II

Le voyageur qui part de Paris en automne par un train du matin, voit fuir rapidement, à droite et à gauche du convoi, cette belle nature des bords de la Seine qu’a chantée en vers de six pieds la sensible Mme Deshoulières. Bientôt les collines vertes, les prés bordés de peupliers, les villas coquettes bâties à mi-côte, et les villages blancs, sentinelles avancées qui semblent dire : « La grande ville est là, derrière l’horizon », tout cela s’évanouit.

Quand les clochers gris et la tour ruinée de la jolie ville d’Étampes ont disparu derrière lui, le voyageur sent son cœur se serrer.

Le désert est là !

Un désert de champs cultivés, un horizon désolé de terres fertiles, où tout a été sacrifié à la spéculation et au rapport.

C’est la Beauce !

La Beauce, sans un arbre, sans un pli de terrain, sans un ruisseau, sans une mare ; la Beauce, brûlante en été, glacée en hiver.

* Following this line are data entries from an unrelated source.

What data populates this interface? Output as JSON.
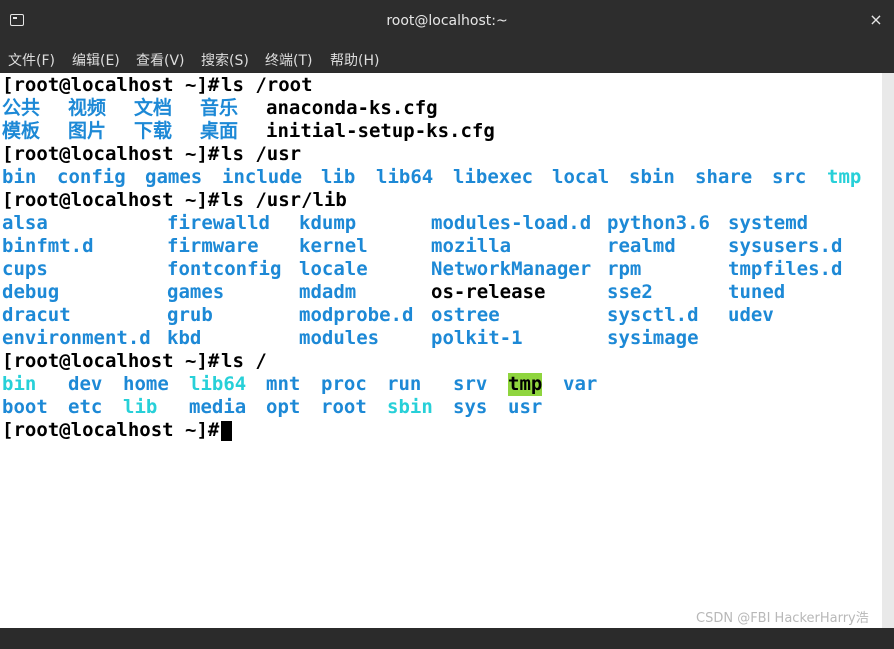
{
  "window": {
    "title": "root@localhost:~",
    "close_glyph": "×",
    "icon": "terminal-icon"
  },
  "menu": [
    "文件(F)",
    "编辑(E)",
    "查看(V)",
    "搜索(S)",
    "终端(T)",
    "帮助(H)"
  ],
  "terminal": {
    "prompt": "[root@localhost ~]#",
    "cmd1": "ls /root",
    "root": [
      "公共",
      "视频",
      "文档",
      "音乐",
      "anaconda-ks.cfg",
      "模板",
      "图片",
      "下载",
      "桌面",
      "initial-setup-ks.cfg"
    ],
    "cmd2": "ls /usr",
    "usr": [
      "bin",
      "config",
      "games",
      "include",
      "lib",
      "lib64",
      "libexec",
      "local",
      "sbin",
      "share",
      "src",
      "tmp"
    ],
    "cmd3": "ls /usr/lib",
    "usrlib": [
      [
        "alsa",
        "firewalld",
        "kdump",
        "modules-load.d",
        "python3.6",
        "systemd"
      ],
      [
        "binfmt.d",
        "firmware",
        "kernel",
        "mozilla",
        "realmd",
        "sysusers.d"
      ],
      [
        "cups",
        "fontconfig",
        "locale",
        "NetworkManager",
        "rpm",
        "tmpfiles.d"
      ],
      [
        "debug",
        "games",
        "mdadm",
        "os-release",
        "sse2",
        "tuned"
      ],
      [
        "dracut",
        "grub",
        "modprobe.d",
        "ostree",
        "sysctl.d",
        "udev"
      ],
      [
        "environment.d",
        "kbd",
        "modules",
        "polkit-1",
        "sysimage",
        ""
      ]
    ],
    "cmd4": "ls /",
    "rootdir": [
      [
        "bin",
        "dev",
        "home",
        "lib64",
        "mnt",
        "proc",
        "run",
        "srv",
        "tmp",
        "var"
      ],
      [
        "boot",
        "etc",
        "lib",
        "media",
        "opt",
        "root",
        "sbin",
        "sys",
        "usr"
      ]
    ],
    "colors": {
      "dir": "#1d89d6",
      "link": "#27d0d8",
      "sticky_bg": "#8fd53e",
      "file": "#000000"
    }
  },
  "watermark": "CSDN @FBI HackerHarry浩"
}
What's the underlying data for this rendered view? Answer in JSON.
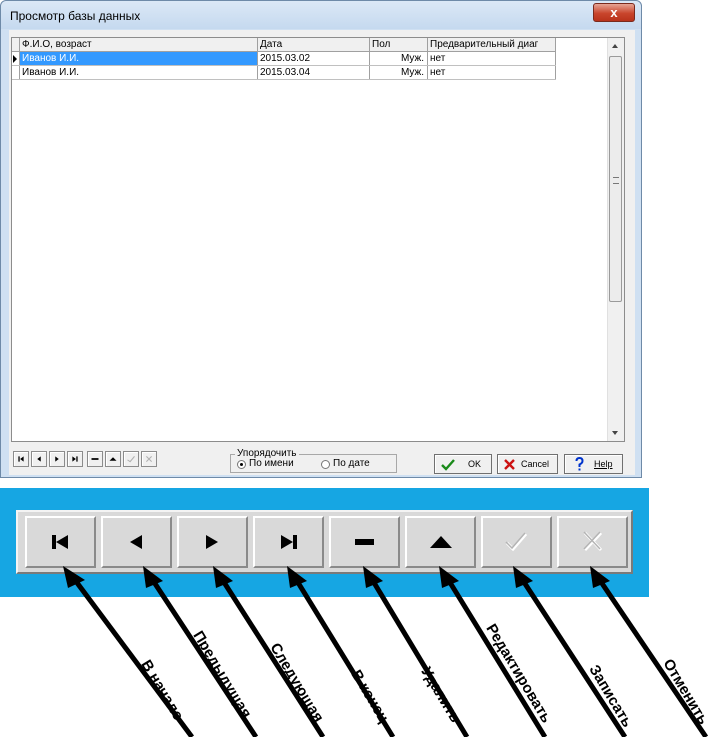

Pendant plus d’une heure, vous traversez cet océan de mottes de terre et de guérets dépouillés ; puis enfin une ligne noire borde l’horizon.

C’est la forêt d’Orléans.

Mais vous n’avez pas le temps de respirer et de prendre courage, car, après la forêt, c’est la ville.

Une ville triste, déserte, abandonnée, peuplée de vieux hôtels où l’herbe pave les cours. Une Thébaïde de toits et de rues comme la Beauce est une solitude de champs et de fermes.

Heureusement, bientôt votre cœur se dilatera.

Le convoi a passé, rapide, sur la Loire ; il sort du val, il arrive en Sologne.

Alors, point n’est besoin d’être artiste ou poète pour admirer ce mélancolique pays. La Sologne est un vaste territoire d’une adorable et charmante tristesse.

Il est couvert de grands bois, coupé de petits cours d’eau, constellé d’étangs, et çà et là, au travers de futaies de sapins, le soleil couchant arrache des myriades d’étincelles aux vitres flamboyantes d’un vieux château bâti en briques rouges.

C’est dans ce pays que va se dérouler notre histoire.